PharmTech: What changes are you observing in the organization and operations of drug sponsors in this market segment?
John S. Ross: In addition to observing more virtual operations among drug sponsors, we see them involving more consultants who are charged with providing regulatory and CMC guidance. Drug sponsors also are relying more upon domestic CDMOs for quality outsourcing.
PharmTech: How has Quality by Design influenced a drug sponsor’s expectations of suppliers?
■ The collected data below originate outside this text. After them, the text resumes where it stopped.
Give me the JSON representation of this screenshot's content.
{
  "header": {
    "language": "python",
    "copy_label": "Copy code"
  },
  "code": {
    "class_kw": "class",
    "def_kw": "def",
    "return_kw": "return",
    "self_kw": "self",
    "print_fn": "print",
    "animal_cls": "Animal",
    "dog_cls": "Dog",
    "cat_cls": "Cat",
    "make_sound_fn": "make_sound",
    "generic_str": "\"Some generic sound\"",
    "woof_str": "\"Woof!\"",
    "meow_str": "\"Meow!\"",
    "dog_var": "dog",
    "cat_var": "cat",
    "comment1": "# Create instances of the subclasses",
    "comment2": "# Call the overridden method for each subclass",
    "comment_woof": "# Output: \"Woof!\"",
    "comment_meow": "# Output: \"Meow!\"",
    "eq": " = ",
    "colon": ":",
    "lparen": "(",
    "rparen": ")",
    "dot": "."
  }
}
John S. Ross: The International Conference on Harmonisation has embraced Quality by Design, as have the FDA and its European and Japanese counterparts. Despite finding favor with worldwide regulatory authorities however, QbD still represents for drug sponsors and CDMOs a challenging approach to quality control. For most companies, QbD implementation is not limiting traditional in-process or finished product quality testing. More effective and broader implementation industry-wide will require conversation, collaboration and work.
PharmTech: Describe the role that quality agreements play in contract services relationships. How will FDA’s draft guidance on quality agreements affect the relationships between contract service providers and drug sponsors?
John S. Ross: The FDA has made it quite clear that drug sponsors and CDMOs share responsibility for quality. That presents the parties with a choice: They can either conduct all work in tandem to ensure quality, duplicating efforts and wasting resources, or they can divide the work as outlined in a quality agreement. For a long time now, Metrics Contract Services and our sponsors have relied on written, detailed quality agreements to help ensure the delivery of safe and effective drug products to the marketplace. In many respects, a quality agreement is the most important factor of the CDMO and drug sponsor relationship because it ensures transparency, collaboration and alignment of responsibilities.